In lijn met het Regeerprogramma (bijlage bij Kamerstuk 36 471, nr. 96) neemt het kabinet regie op de aanpak van netcongestie en het toekomstbestendig maken
van het elektriciteitsnet. Daarvoor werkt het kabinet samen met alle partners vol
door aan de acties in het Landelijk Actieprogramma Netcongestie (LAN). De Kamer is
24 maart jl. per brief2 geïnformeerd over de voortgang van de aanpak van netcongestie en het LAN over de
volle breedte.
Maar er is meer nodig. Met deze brief presenteert het kabinet een aanpak gericht op
snellere fysieke uitbreiding van het nationale hoogspanningsnet. Dit kost hoe dan
ook tijd. Het is daarom zaak ondertussen ook het bestaande net beter te benutten,
als onderdeel van een toekomstbestendig energiesysteem. Het kabinet gaat in zijn reactie
op het IBO-rapport Bekostiging Elektriciteitsinfrastructuur3 nader in op de acties die het daarvoor onderneemt. De versnellingsaanpak die het
kabinet hier presenteert behelst een fundamentele aanpassing van de werkwijze van
overheden en landelijk netbeheerder TenneT, en van de manier waarop deze partijen
samenwerken. Constructieve samenwerking met medeoverheden en netbeheerders is onmisbaar
om deze aanpak tot een succes te maken.
Het Rijk neemt regie en zet alles op alles om de randvoorwaarden op orde te brengen.

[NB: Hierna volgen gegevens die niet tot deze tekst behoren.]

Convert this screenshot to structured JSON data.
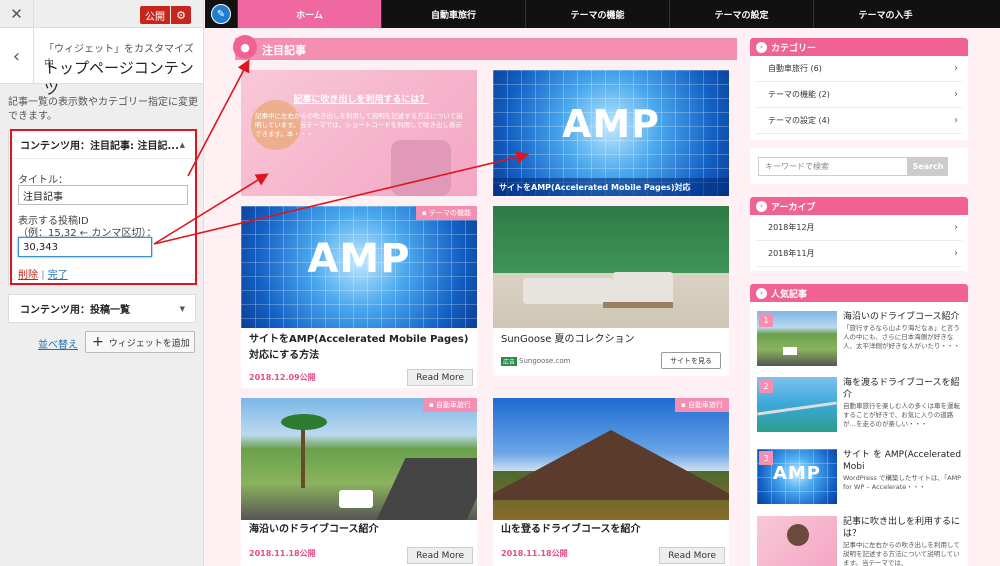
{
  "customizer": {
    "close_icon": "✕",
    "publish_label": "公開",
    "gear_icon": "⚙",
    "back_icon": "‹",
    "breadcrumb": "「ウィジェット」をカスタマイズ中",
    "panel_title": "トップページコンテンツ",
    "description": "記事一覧の表示数やカテゴリー指定に変更できます。",
    "widget1": {
      "header": "コンテンツ用：注目記事: 注目記...",
      "title_label": "タイトル：",
      "title_value": "注目記事",
      "ids_label": "表示する投稿ID",
      "ids_hint": "（例：15,32 ← カンマ区切）：",
      "ids_value": "30,343",
      "delete_label": "削除",
      "separator": "|",
      "done_label": "完了"
    },
    "widget2": {
      "header": "コンテンツ用：投稿一覧"
    },
    "reorder_label": "並べ替え",
    "add_widget_label": "ウィジェットを追加"
  },
  "preview": {
    "nav": [
      "ホーム",
      "自動車旅行",
      "テーマの機能",
      "テーマの設定",
      "テーマの入手"
    ],
    "section_title": "注目記事",
    "cards": [
      {
        "image_title": "記事に吹き出しを利用するには？",
        "image_text": "記事中に左右からの吹き出しを利用して説明を記述する方法について説明しています。当テーマでは、ショートコードを利用して吹き出し表示できます。本・・・"
      },
      {
        "image_label": "AMP",
        "overlay_caption": "サイトをAMP(Accelerated Mobile Pages)対応"
      },
      {
        "badge": "テーマの機能",
        "image_label": "AMP",
        "title": "サイトをAMP(Accelerated Mobile Pages)対応にする方法",
        "date": "2018.12.09公開",
        "read_more": "Read More"
      },
      {
        "title": "SunGoose 夏のコレクション",
        "ad_tag": "広告",
        "domain": "Sungoose.com",
        "cta": "サイトを見る"
      },
      {
        "badge": "自動車旅行",
        "title": "海沿いのドライブコース紹介",
        "date": "2018.11.18公開",
        "read_more": "Read More"
      },
      {
        "badge": "自動車旅行",
        "title": "山を登るドライブコースを紹介",
        "date": "2018.11.18公開",
        "read_more": "Read More"
      }
    ]
  },
  "sidebar": {
    "categories": {
      "title": "カテゴリー",
      "items": [
        "自動車旅行 (6)",
        "テーマの機能 (2)",
        "テーマの設定 (4)"
      ]
    },
    "search": {
      "placeholder": "キーワードで検索",
      "button": "Search"
    },
    "archive": {
      "title": "アーカイブ",
      "items": [
        "2018年12月",
        "2018年11月"
      ]
    },
    "popular": {
      "title": "人気記事",
      "items": [
        {
          "rank": "1",
          "title": "海沿いのドライブコース紹介",
          "desc": "「旅行するなら山より海だなぁ」と言う人の中にも、さらに日本海側が好きな人、太平洋側が好きな人がいたり・・・"
        },
        {
          "rank": "2",
          "title": "海を渡るドライブコースを紹介",
          "desc": "自動車旅行を楽しむ人の多くは車を運転することが好きで、お気に入りの道路が…を走るのが楽しい・・・"
        },
        {
          "rank": "3",
          "thumb_label": "AMP",
          "title": "サイト を AMP(Accelerated Mobi",
          "desc": "WordPress で構築したサイトは、「AMP for WP – Accelerate・・・"
        },
        {
          "title": "記事に吹き出しを利用するには？",
          "desc": "記事中に左右からの吹き出しを利用して説明を記述する方法について説明しています。当テーマでは、"
        }
      ]
    }
  },
  "colors": {
    "accent_pink": "#f06292",
    "highlight_red": "#e0141e",
    "nav_active": "#f068a0"
  }
}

Het kabinet heeft middelen vrijgemaakt en komt met een aanpak voor kortere procedures
en beleid om deze nieuwe manier van werken te ondersteunen. TenneT committeert zich
als onderdeel van de versnellingsaanpak aan een ingrijpende herziening van zijn werkwijze
bij de realisatie van elektriciteitsinfrastructuur. Zo komen we gezamenlijk tot maximale
versnelling.
Met deze aanpak wordt beoogd om de doorlooptijden van hoogspanningsprojecten met jaren
te verkorten en nieuwe vertragingen te voorkomen. De versnelling zal van project tot
project verschillen afhankelijk van de onderliggende knelpunten. De in deze brief
genoemde inschattingen van tijdwinst per individuele maatregel kunnen dan ook niet
zonder meer bij elkaar worden opgeteld.
Deze brief gaat achtereenvolgens in op de knelpunten die uit de praktijk naar voren
komen, meer regie op versnelling projecten, de Aanpak voor kortere procedures, gebiedsinvesteringen
bij projecten voor extra-hoogspanningsinfrastructuur en de optimalisering van de werkwijze
van TenneT.
Met deze brief geeft het kabinet ook uitvoering aan de motie-Erkens c.s.4 met het verzoek tot juridisch houdbare versnelling van vergunningprocedures te komen.
Als bijlage bij deze brief is een overzicht opgenomen van versnellingsmaatregelen
waarvan de implementatie reeds loopt, waarmee uitvoering is gegeven aan de toezegging
aan het lid Erkens (VVD) in het debat over de Klimaat- en Energieverkenning van 11 maart
jl.
Uitkomsten probleemanalyse
Elektriciteitsprojecten duren langer dan we ons kunnen permitteren. De gemiddelde
doorlooptijd van hoogspanningsprojecten is relatief lang met 8–10 jaar en uitzonderingen
tot meer dan 12 jaar. Daarom heeft het kabinet met TenneT een analyse gedaan naar
de doorlooptijden van zo’n 100 hoogspanningsprojecten die cruciaal zijn voor het aanpakken
van de netcongestie, ook op de lagere spanningsniveaus. In deze analyse zijn de meest
hardnekkige knelpunten geïdentificeerd die op hoofdlijnen zijn samen te vatten in
de volgende drie knelpunten:
Bevoegd gezag ligt niet altijd op juiste plek waardoor locatiekeuze vertraagt
Om snel van start te kunnen is het van belang om in één keer het bevoegd gezag bij
de juiste bestuurslaag voor de ruimtelijke inpassing te beleggen, bijvoorbeeld via
de projectprocedure. Bij complexe projecten duurt het lang voordat het bevoegd gezag
duidelijk is en wordt niet snel opgeschaald wanneer een project moeizaam verloopt.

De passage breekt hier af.